A coming soon landing page is a sign up landing page designed to generate customer leads for a product or business that does not yet exist. These are some best practices for such pages designed to ultimately make your launch more successful.
1. The sooner you publish your sign up page the better
Finding customers is a combination of art and science. It’s going to take longer than you think. Your pitch is not as refined as the idea in your head is. You don’t really know if people want buy the thing you’re slaving away at. The sooner you publish a landing page for your product the sooner you can:
- Refine your pitch: It takes time and tests to generate a message that resonates and converts the most customers.
- Validate a product market fit: If you can’t convert people to leave their email address you are going to have a hard time charging money.
- Uncover distribution channels: Try directing traffic to your landing page from a number of sources and find out which source generates the most customers.
- FIND CUSTOMERS: I’ll repeat… This will take LONGER than you think. Start now or launch to crickets… especially if this is your first new product.
2. Tell your story
Unless you’re already an internet celebrity with a large following you are going to have to tell people something about what you want them to sign up for. Being stealthy only looks cool, but it generates less signups and paying customers than telling your story. Some tips for telling your story include:
- Make it tweet-able. Sorry, the internet is short attention span theater and you need to be able to fit in.

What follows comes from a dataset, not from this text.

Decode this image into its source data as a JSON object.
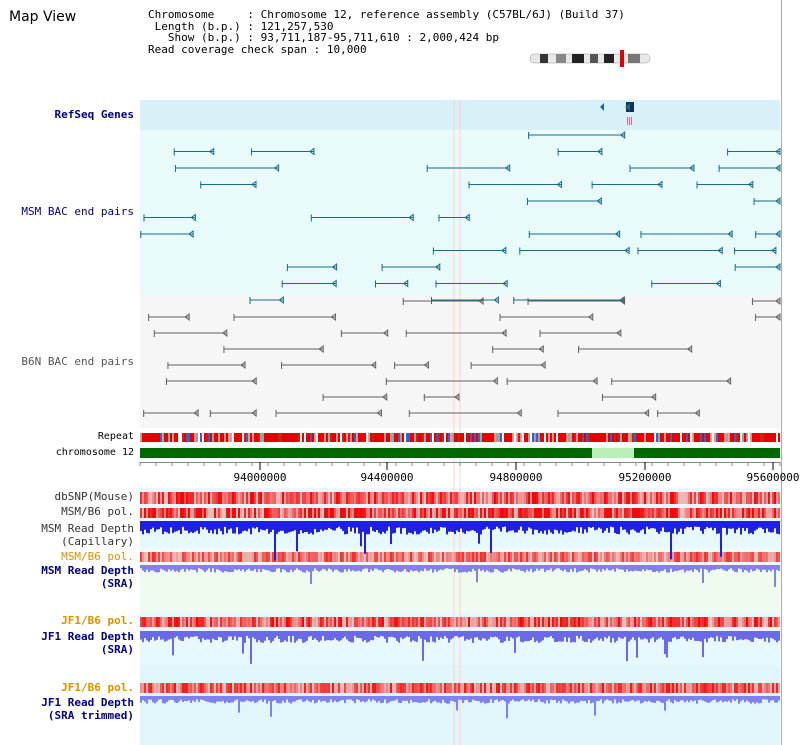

- Be honest. Let people know if this is real and being built or just something on the back of a napkin that you are testing.
- Problems are better than features. Don’t try and win a feature race before you’ve even launched. You don’t have anything yet so why would I think you’ll have everything you claim when you launch… Focus on how you are going to make my life better.
- Add a short video and screenshot. As long as they help explain the problem being solved and tease your solution well. Shorter videos are better.
- Longer isn’t always better. Just because you can write five paragraphs about your problem space doesn’t mean you should. You need only as much content as it takes to tell an effective story.
3. Design your landing page around the sign up.
Keep the primary goal of the page in mind at all times. You want the visitor to sign up. Don’t get in the way of that.
- Use links sparingly. Anything that takes them off the form before they have completed it distracts from the goal. You probably have a great blog, an awesome Facebook Page, and a lot more information somewhere… but if I start clicking around I’m not going to come back to fill out the form.
- Only collect the information you ABSOLUTELY need. The longer a form users see the LESS likely they are to complete it. If you really think about it you probably don’t need to know their full names, DOB, and mothers maiden name at this point do you?
- Reward sign ups with more information. Once they have signed up you can feed them more information. The thank you message and email is where you can push them to your blog, a longer video, or to a survey you want them to fill out.
- Make the first call to action clear. The sign up area should be distinctly visible from the rest of the page. It shouldn’t blend because a user is NOT going to hunt around for it.
4. Design for sharing AFTER the sign up.
After someone has signed up the goal of the page and customer interaction shifts to getting them to tell their friends about you.
- Make it easy. Have a Twitter and Facebook button front and center. These are easy wins.
- Follow up. Did you send the customer and email that explains how and why they should be sharing their unique link?
- Have a clear reward. Why should I tell people about you?
- Let them know they have influence. People like knowing that other people take their advice. If someone shared your link and caused another sign up… tell them about it with a thank you!
5. Engage your sign ups
Once people have signed up you want to keep them interested. The rule of seven states that people need to hear about your product seven times before they are willing to take action and purchase. Take this time, pre-launch, to start building up those customer touches. You can do this by:
- Say thank you after a potential customer signs up with a great autoresponse.
- Learn more about your customers. Capturing an email address gives you someone that may be willing to fill out surveys, answer questions, and give you feedback that will ultimately make your final product more successful.
- Let them in the private beta. Give private beta access to your early sign ups or the ones that have influenced the most other customers.
- Encourage more sharing. Run a contest, offer unique rewards, early access, etc to get people to share more with each interaction.
- Don’t go longer than a month without checking in. They’ll have forgotten about you and moved onto another solution. Send them information that helps them succeed today even without your product. They will be grateful for it.